Dan kemudian saya teringat sebuah kata-kata yang kurang lebih begini: “Pencapaian tujuan bukanlah mimpi sebenarnya, mimpi sebenarnya adalah pengejaran/proses realisasi dari tujuan itu sendiri. Masalah apakah tujuan akhirnya tercapai atau tidak, bukan menjadi yang utama. Ketika kamu berjalan dan berusaha merealisasikan mimpi2mu, maka sebenarnya kamu telah menjadi manusia bebas”
Terima Kasih Tuhan 🙂
7 Comments. Leave new
Selamat ya Mas, semoga apa yg di peroleh di Belanda bermanfaat bagi umat.. Amin.

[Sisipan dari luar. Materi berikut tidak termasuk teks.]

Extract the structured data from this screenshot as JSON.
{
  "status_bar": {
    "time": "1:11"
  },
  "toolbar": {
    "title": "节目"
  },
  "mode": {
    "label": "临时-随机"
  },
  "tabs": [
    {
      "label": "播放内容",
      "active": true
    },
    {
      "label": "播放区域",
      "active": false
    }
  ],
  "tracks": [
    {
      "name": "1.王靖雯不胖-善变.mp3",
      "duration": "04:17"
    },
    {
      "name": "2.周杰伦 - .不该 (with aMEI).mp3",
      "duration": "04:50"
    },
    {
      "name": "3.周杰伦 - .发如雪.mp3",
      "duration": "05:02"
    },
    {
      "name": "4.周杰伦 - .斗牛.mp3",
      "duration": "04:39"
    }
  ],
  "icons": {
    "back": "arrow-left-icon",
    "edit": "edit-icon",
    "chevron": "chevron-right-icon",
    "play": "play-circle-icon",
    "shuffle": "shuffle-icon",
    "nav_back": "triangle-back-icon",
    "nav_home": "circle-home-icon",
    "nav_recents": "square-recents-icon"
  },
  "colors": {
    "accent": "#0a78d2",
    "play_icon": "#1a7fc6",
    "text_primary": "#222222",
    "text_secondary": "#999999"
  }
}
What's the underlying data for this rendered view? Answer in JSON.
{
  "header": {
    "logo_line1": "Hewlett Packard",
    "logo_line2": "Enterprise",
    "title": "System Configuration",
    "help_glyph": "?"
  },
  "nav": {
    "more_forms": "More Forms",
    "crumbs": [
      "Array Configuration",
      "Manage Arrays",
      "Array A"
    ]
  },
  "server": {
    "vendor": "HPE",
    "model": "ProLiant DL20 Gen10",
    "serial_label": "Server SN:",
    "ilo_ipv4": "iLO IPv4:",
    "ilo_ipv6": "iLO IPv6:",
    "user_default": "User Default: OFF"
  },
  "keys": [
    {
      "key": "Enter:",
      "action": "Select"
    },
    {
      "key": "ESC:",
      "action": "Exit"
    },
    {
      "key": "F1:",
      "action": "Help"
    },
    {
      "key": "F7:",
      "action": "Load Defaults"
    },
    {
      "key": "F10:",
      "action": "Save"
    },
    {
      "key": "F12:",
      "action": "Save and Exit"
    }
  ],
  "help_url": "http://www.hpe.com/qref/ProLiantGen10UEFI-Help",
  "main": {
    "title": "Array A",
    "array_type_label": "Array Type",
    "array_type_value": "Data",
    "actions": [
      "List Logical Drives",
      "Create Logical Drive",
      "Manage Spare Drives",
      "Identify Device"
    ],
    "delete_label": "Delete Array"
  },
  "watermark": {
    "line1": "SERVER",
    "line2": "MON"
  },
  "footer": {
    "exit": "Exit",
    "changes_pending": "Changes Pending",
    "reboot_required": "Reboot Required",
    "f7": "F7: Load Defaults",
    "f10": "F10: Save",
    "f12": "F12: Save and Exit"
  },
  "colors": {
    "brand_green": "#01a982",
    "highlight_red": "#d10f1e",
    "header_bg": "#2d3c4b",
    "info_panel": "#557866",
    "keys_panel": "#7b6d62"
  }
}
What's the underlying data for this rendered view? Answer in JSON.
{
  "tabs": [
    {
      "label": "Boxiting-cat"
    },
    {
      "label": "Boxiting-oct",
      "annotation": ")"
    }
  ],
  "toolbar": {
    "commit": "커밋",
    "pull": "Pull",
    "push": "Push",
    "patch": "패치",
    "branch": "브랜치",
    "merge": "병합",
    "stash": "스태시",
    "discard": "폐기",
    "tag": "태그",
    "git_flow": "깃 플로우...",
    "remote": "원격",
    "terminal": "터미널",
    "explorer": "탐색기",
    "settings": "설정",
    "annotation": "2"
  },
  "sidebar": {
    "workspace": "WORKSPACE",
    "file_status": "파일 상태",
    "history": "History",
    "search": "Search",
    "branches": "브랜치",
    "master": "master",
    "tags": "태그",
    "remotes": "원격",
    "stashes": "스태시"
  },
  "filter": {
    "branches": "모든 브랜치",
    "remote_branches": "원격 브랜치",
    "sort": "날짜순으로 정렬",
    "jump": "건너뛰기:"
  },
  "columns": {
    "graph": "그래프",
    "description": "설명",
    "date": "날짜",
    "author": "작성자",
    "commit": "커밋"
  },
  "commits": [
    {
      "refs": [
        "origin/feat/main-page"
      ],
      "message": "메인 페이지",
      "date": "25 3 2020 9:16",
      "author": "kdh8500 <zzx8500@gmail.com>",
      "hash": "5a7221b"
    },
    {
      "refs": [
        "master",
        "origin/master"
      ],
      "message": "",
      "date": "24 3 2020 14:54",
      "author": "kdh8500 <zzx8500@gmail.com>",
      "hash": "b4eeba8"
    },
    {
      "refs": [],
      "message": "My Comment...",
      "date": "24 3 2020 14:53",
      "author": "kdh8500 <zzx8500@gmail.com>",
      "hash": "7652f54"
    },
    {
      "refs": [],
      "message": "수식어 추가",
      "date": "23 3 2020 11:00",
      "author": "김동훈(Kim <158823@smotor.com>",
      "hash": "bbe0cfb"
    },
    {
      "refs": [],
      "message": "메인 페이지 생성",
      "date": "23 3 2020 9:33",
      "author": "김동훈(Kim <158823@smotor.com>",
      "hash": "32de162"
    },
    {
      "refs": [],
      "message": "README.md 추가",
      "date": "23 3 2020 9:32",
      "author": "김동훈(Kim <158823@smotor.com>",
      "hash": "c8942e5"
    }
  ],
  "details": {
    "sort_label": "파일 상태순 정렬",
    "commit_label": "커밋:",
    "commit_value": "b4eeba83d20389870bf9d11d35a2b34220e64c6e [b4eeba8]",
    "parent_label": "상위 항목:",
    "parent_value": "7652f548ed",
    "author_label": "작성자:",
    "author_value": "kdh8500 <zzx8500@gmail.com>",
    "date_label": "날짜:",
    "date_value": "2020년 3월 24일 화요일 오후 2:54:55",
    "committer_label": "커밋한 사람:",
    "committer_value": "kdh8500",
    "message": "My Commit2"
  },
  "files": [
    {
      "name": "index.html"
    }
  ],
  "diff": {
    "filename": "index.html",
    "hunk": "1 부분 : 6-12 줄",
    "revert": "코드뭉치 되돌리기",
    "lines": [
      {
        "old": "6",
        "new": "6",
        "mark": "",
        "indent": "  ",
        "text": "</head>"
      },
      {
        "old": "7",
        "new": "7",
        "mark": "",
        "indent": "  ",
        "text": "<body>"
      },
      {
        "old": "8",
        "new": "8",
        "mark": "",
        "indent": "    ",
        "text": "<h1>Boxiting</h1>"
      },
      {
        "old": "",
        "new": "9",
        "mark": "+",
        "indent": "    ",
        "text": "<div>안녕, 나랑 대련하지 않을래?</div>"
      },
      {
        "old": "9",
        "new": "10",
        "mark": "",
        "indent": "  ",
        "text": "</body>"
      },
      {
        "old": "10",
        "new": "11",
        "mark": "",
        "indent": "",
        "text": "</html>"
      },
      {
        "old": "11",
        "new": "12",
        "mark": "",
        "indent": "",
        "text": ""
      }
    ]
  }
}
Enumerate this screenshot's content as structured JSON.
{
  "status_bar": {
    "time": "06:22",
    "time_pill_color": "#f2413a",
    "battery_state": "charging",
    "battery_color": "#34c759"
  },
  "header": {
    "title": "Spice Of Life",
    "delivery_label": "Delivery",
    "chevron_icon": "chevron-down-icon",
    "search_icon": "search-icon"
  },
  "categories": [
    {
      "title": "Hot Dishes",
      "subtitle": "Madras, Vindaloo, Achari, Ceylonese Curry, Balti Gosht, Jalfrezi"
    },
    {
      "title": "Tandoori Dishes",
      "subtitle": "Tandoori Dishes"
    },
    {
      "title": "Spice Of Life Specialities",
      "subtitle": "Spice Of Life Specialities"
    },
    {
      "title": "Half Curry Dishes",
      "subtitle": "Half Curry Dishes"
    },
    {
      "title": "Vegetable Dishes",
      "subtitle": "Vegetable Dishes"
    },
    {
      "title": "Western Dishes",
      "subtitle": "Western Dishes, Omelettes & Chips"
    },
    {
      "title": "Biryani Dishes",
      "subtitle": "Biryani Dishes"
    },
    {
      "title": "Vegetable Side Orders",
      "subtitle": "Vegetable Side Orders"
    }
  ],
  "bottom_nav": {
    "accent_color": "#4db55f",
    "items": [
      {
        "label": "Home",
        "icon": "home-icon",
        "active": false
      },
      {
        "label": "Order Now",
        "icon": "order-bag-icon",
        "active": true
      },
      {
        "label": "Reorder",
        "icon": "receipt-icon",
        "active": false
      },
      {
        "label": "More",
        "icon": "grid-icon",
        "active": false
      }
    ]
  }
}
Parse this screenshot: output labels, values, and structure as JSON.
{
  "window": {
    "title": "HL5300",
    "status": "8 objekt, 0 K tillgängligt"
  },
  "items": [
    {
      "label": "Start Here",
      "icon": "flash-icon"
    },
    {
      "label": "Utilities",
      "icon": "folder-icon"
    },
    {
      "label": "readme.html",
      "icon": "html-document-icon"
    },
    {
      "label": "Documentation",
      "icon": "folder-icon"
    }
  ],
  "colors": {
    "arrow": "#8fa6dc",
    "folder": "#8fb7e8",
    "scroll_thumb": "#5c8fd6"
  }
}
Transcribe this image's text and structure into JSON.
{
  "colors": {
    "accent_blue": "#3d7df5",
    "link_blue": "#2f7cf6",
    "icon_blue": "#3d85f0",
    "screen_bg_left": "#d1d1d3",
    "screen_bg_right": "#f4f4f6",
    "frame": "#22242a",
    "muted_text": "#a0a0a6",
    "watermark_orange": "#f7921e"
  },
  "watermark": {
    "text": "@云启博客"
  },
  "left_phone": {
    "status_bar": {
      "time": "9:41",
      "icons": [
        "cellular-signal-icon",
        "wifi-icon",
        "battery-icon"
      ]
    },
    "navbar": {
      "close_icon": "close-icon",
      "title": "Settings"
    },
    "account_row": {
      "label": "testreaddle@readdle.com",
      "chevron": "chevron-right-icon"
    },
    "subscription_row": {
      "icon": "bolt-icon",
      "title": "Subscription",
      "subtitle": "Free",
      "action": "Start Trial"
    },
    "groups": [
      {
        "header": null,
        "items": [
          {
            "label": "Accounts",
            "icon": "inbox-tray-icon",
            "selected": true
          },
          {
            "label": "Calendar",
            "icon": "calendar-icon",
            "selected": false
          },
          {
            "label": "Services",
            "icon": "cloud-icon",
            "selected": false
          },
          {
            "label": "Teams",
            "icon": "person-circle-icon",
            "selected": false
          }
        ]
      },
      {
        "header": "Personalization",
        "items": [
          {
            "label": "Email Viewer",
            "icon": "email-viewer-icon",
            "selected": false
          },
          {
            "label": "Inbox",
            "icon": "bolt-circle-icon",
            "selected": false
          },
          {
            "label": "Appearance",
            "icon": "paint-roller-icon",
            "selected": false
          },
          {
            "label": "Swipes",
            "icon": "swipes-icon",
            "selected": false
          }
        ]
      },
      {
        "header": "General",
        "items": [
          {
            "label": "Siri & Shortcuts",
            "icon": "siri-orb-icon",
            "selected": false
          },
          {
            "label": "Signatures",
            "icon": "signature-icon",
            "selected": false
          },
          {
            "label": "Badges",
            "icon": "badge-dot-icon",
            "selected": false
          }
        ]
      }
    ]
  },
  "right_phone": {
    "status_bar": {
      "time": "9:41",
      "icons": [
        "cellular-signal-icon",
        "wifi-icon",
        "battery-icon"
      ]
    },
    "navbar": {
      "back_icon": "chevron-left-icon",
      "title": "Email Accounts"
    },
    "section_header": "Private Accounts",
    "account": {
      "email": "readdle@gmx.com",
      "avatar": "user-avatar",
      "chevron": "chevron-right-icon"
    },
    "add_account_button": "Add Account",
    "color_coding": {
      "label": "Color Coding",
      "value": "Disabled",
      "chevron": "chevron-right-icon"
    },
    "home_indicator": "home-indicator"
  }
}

Saya agaku kurang setuju dengan kalimat ini : “Tuhan benar-benar sedang punya mood baik ketika melukis warna daun-daun di musim gugur.” Bukankah semua yang dilakukan Tuhan adalah kebaikan? Hanya manusia yang memandang sebagian itu buruk karena ketidak adaan cahaya Tuhan (Nur Hidayah).
sukses selalu pak awan..
jangan lupa bimbing anak walimu ini.
😛
Sukses yaa pak.. semoga saya juga bsa sperti bapak. mngkuti jjak bapak… amin,, 🙂
menginspirasi ^^
Selamat ya mas Awan dan sukses selalu….
yeay, couchsurfing jg si pak dosen ini ternyata 🙂
Kumpul2 tar ya pak sm CS bandung hehe.